QUITO (Reuters) - Ecuador President Rafael Correa’s weekend referendum win is cast as an unsettling power-grab by opponents but may actually pave the way for smoother relations with foreign investors whom he has squeezed in the past.
The leftist Correa has had tempestuous ties with foreign investors since he took office in the small but resource-rich Andean nation in 2007. He has accused some companies of pillaging resources, corruption and pollution.
Like ally Venezuelan President Hugo Chavez, Correa alienated some oil investors by forcing them to give the state more control over operations and a bigger share of revenues.
Brazil’s Petrobras (PETR4.SA) (PBR.N) pulled out last year after refusing to sign a less-profitable contract, and in 2009 Ecuador took control of oil fields operated by Perenco, after accusing the French company over a tax dispute.
Correa’s seeming poll win -- pending official confirmation at a slow vote-count -- increases his power over judges’ appointments and enables him to keep checks on media.
Critics say the reforms threaten the balance of power in the OPEC-member country, but analysts do not believe it heralds another tilt at foreign investors.
“It decreases the likelihood of any radical policies because he doesn’t need to rally that kind of national support,” said Eurasia Group analyst Risa Grais-Targow.
The consolidation of power also gives investors continuity and clarity about their playing field, with analysts now expecting Correa to seek re-election in 2013.
The referendum amounted to a months-long political showdown. Now that it is over, analysts think Correa will need to temper his stance toward oil and mining companies to fuel economic growth and soothe criticism from educated middle classes concerned the economy is stuck.
They see neighboring countries like Peru becoming more prosperous thanks in part to booming foreign investment. Peru’s economy is forecast to expand by 7 percent this year.
“That is the next step for them ... the government (needs) to engage in more planning and to try to increase both public and private investment,” said Mark Weisbrot, co-director of the Center for Economic and Policy Research (CEPR) in Washington.
Ecuador is recovering after being battered by the global crisis, and hopes for 5.1 percent growth this year after 3.6 percent in 2010. The forecast growth rate is bellow that of Latin American economies such as Argentina and Chile.
Meanwhile, Correa’s high popularity depends heavily on infrastructure spending on roads, hospitals and schools. And since Ecuador was shut out from international debt markets following a $3.2 billion debt default in 2009, his best shot at boosting liquidity is to increase tax revenue from the private sector.
In November, Ecuador won better terms from oil companies in the country, including Italy’s ENI (ENI.MI) and Spain’s Repsol-YPF (REP.MC). Petrobras refused to sign a new round of contracts that threw out profit-sharing deals to turn foreign firms into flat fee service providers.
“I think in the oil sector he’s already gone as far as he can go,” added Eurasia’s Grais-Targow.
Ecuador is the smallest OPEC member and the output of foreign oil companies in the country accounts for about 25 percent of the 500,000 barrels of crude oil produced a day.
Correa has taken a softer approach to miners planning to develop a handful of large-scale copper and gold projects that would allow Ecuador to diversify its economy from dependence on oil exports and remittances sent by Ecuadoreans living abroad.
The government expects $7 billion in mining investments in the next seven years. After freezing investments in the sector for over a year, officials are now in talks with three miners.
“He is going to offer pretty generous terms initially ... He can’t afford to do anything radical because he really needs that foreign investment,” said Grais-Targow.

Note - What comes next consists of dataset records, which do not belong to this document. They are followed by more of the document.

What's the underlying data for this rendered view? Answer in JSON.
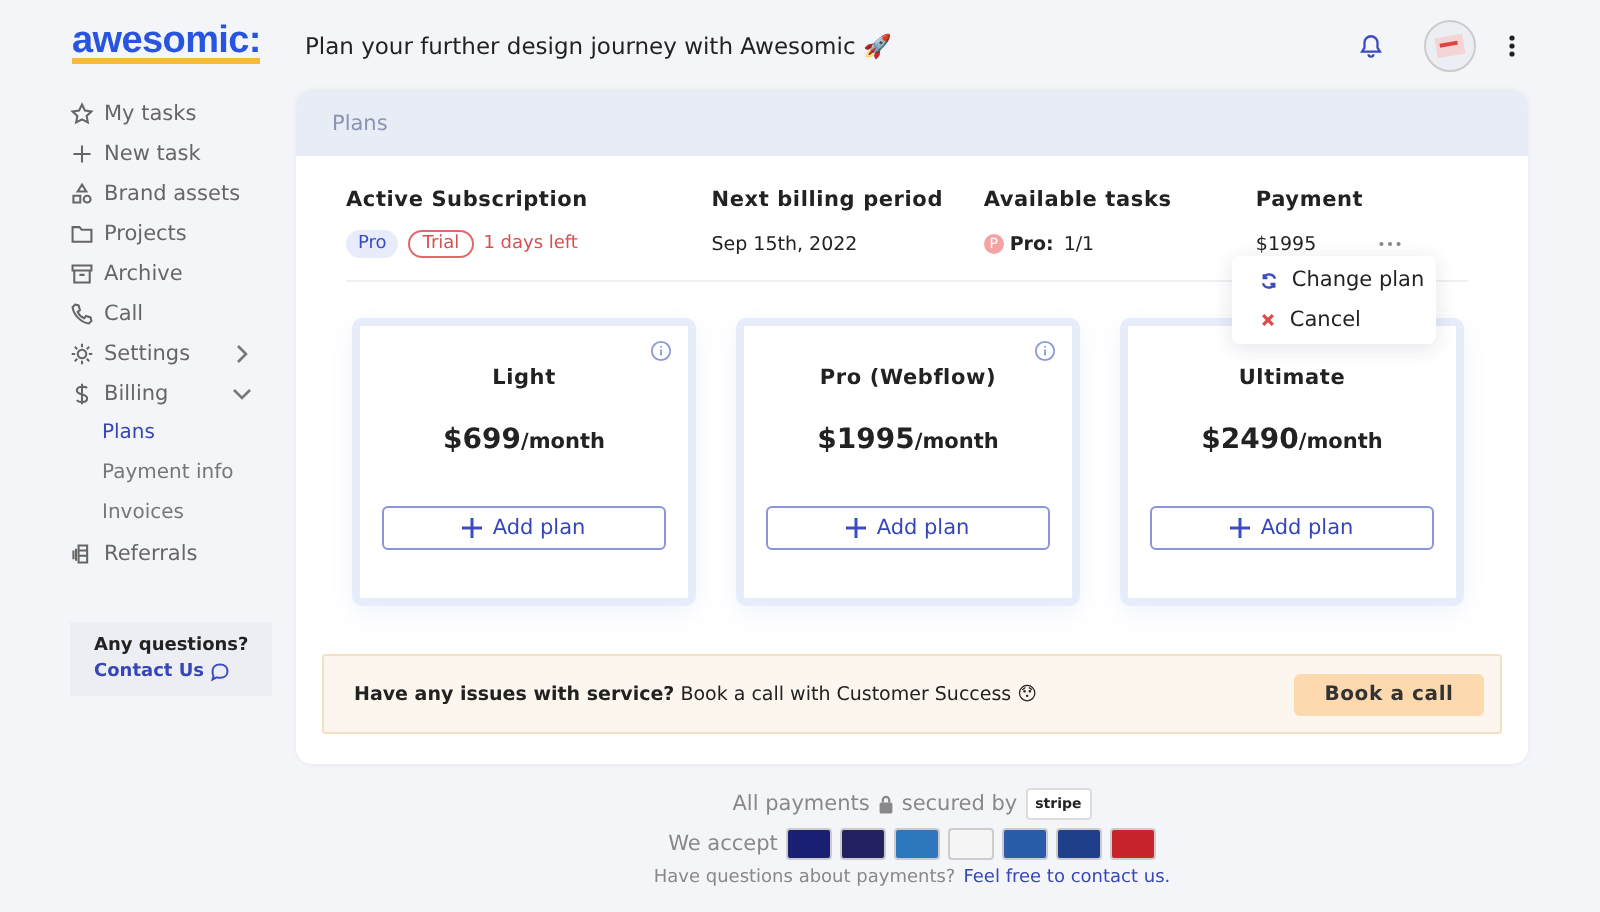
{
  "header": {
    "logo": "awesomic:",
    "tagline": "Plan your further design journey with Awesomic 🚀"
  },
  "sidebar": {
    "items": [
      {
        "label": "My tasks",
        "selected": false
      },
      {
        "label": "New task",
        "selected": false
      },
      {
        "label": "Brand assets",
        "selected": false
      },
      {
        "label": "Projects",
        "selected": false
      },
      {
        "label": "Archive",
        "selected": false
      },
      {
        "label": "Call",
        "selected": false
      },
      {
        "label": "Settings",
        "selected": false,
        "expanded": false
      },
      {
        "label": "Billing",
        "selected": false,
        "expanded": true,
        "children": [
          {
            "label": "Plans",
            "selected": true
          },
          {
            "label": "Payment info",
            "selected": false
          },
          {
            "label": "Invoices",
            "selected": false
          }
        ]
      },
      {
        "label": "Referrals",
        "selected": false
      }
    ],
    "help": {
      "question": "Any questions?",
      "link": "Contact Us"
    }
  },
  "panel": {
    "title": "Plans",
    "subscription": {
      "columns": [
        "Active Subscription",
        "Next billing period",
        "Available tasks",
        "Payment"
      ],
      "plan_badge": "Pro",
      "trial_badge": "Trial",
      "trial_left": "1 days left",
      "next_billing": "Sep 15th, 2022",
      "tasks_mark": "P",
      "tasks_label": "Pro:",
      "tasks_value": "1/1",
      "payment": "$1995"
    },
    "menu": [
      {
        "label": "Change plan",
        "kind": "change"
      },
      {
        "label": "Cancel",
        "kind": "cancel"
      }
    ],
    "plans": [
      {
        "title": "Light",
        "price": "$699",
        "period": "/month",
        "button": "Add plan",
        "info": true
      },
      {
        "title": "Pro (Webflow)",
        "price": "$1995",
        "period": "/month",
        "button": "Add plan",
        "info": true
      },
      {
        "title": "Ultimate",
        "price": "$2490",
        "period": "/month",
        "button": "Add plan",
        "info": false
      }
    ],
    "banner": {
      "text": "**Have any issues with service?** Book a call with Customer Success 😯",
      "button": "Book a call"
    }
  },
  "footer": {
    "secured_before": "All payments",
    "secured_after": "secured by",
    "stripe": "stripe",
    "accept": "We accept",
    "cards": [
      {
        "color": "#1a1f71"
      },
      {
        "color": "#23215f"
      },
      {
        "color": "#2e77bc"
      },
      {
        "color": "#f5f5f5"
      },
      {
        "color": "#2a5caa"
      },
      {
        "color": "#1f3f8a"
      },
      {
        "color": "#c8242b"
      }
    ],
    "question": "Have questions about payments?",
    "link": "Feel free to contact us."
  }
}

Canada’s Kinross Gold (K.TO), Canadian junior Ecuacorriente CTQ.TO and U.S.-based International Resources are due to sign deals by June, and two more companies in 2012.
Laura Zurita, head of Ecuador’s Mining Chamber, told Reuters before the vote that delays in starting the projects are costing Ecuador dearly in tax revenues, with officials and miners both eager to sign by June.
“Ecuador needs to regulate the current situation so that it becomes attractive for (more) miners to invest in exploration ... The contracts will mark a new beginning,” she said.
Correa is not the only leftist president in Latin America warming up to foreign investors. Bolivia’s Evo Morales has also sought to attract more investments from energy companies that froze spending after he nationalized the country’s natural gas industry in 2006.